Formatting an external hard drive may be a simple procedure, but one that requires some care depending on the use of the disk or which operating system it will use. In this tutorial, you will learn all these details and learn how to format an external hard drive in both Windows and macOS.
Why format an external hard drive?
An external hard drive may come with a number of manufacturer-included programs and files, useful or not for the user. If you just want to use the drive as a backup disk to carry your data or unmount the case to install the disk in a laptop, desktop or video game console, you should format the hard drive.
Also, depending on where and how you plan to use the external hard drive, formatting it may be necessary to allow it to be recognized by a particular operating system, thanks to the file system.
What is file system?
The file system is the way a system stores and organizes its files. When formatting a hard drive, you are not only erasing data but also defining a file system, which can be changed as needed.
The file system types are:
- NTFS: This is the current default Windows format. NTFS disks can be read and data can be written to it easily on Microsoft systems, however macOS and Linux are only able to read data on them natively, not save.

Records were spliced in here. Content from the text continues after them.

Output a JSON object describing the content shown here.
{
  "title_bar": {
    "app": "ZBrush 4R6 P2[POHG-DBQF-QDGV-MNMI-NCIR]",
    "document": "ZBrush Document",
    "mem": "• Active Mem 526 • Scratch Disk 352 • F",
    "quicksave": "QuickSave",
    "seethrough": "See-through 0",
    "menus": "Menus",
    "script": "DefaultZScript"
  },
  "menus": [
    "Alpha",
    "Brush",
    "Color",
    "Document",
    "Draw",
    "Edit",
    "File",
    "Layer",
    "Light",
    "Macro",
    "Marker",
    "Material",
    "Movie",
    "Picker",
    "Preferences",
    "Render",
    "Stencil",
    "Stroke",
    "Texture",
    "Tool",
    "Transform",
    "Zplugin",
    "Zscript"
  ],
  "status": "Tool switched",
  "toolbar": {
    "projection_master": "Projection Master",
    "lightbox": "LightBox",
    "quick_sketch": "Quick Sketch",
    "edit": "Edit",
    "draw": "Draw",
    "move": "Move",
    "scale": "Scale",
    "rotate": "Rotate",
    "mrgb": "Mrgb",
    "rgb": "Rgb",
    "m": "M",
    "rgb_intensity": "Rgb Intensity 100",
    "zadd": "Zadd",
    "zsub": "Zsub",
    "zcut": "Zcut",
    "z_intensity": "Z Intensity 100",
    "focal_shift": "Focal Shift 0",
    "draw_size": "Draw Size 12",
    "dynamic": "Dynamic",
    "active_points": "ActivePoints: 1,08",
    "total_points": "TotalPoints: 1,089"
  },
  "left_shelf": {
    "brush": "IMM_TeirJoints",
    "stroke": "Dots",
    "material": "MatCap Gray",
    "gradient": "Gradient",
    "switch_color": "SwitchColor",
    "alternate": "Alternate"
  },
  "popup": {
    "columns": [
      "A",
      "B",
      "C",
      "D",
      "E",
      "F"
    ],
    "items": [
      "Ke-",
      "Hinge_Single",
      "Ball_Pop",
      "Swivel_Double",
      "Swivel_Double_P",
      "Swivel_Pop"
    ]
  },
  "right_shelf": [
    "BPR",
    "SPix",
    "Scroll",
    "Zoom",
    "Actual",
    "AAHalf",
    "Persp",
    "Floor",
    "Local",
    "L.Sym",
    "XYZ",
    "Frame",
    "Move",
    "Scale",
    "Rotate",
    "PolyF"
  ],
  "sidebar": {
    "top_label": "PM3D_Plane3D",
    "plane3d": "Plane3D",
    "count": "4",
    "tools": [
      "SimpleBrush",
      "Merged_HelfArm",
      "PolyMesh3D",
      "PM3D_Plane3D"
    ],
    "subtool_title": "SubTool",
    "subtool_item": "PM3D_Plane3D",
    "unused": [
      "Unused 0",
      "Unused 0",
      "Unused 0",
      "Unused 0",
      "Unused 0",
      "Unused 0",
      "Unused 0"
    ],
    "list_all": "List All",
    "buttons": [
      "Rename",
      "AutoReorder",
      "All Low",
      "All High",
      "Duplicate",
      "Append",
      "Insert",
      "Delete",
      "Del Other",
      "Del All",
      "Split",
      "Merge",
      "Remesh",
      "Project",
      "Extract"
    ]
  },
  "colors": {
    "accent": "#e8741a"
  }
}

This requires third party programs;
- FAT32: The oldest file system still in use, often used by USB sticks and memory cards. Although you can format an external or even internal hard disk in FAT32 and it will be recognized by Windows, macOS, Linux and legacy systems, with read and write support, you will not be able to save files larger than 4 GB in it;
- ext2, ext3 and ext4: Ext systems are unique to Linux, ranging from ext2 (which had no file log) to current ext4, which supports large files and an unlimited number of directories;
- exFAT: ExFAT (or FAT64) is a less common standard developed by Microsoft as an option to FAT32 without limiting file size. It is widely used in Flash memory drives and is compatible with Windows and macOS;
- APFS: The default file system for macOS since High Sierra (2017), it has robust encryption for added security. It is only compatible with Macs, with hard drives that use this system requiring third party programs to be recognized by Windows.
How to format an external hard drive
1. In Windows 10
- Open File Explorer and click “My Computer”;
- With the external hard drive connected, right click on the drive and then “Format”;
- Click on “File System” and choose the file system you want to use;
- In “Volume Label”, type a name for the drive;
- Check the “Quick Format” option if you only want to erase the data or uncheck it if you want to do deep formatting;
- Click on “Start”;
- Wait for the process to finish and confirm the information.
In Windows, it is good practice to give preference to slow formatting (uncheck the “Quick Format” box) to prevent errors from being introduced into the process, and to ensure that formatting is done in the best way. The process is much longer, but depending on use it is safer to use this method.
2. In macOS
- Open Finder, click “Applications,” “Utilities,” “Disk Utility”;
- In the left tab, right-click on the external hard drive and then “Delete”;
- In “Name”, type the name you want to use with the external hard drive;
- Under “Format,” choose the file system you want to use;
- No need to tinker with “Layout” if available, leave it as it is;
- Click on “Delete” and wait for the operation to finish.
Apple does not provide a quick formatting mode through macOS, but in any case the process is not time consuming and quite safe.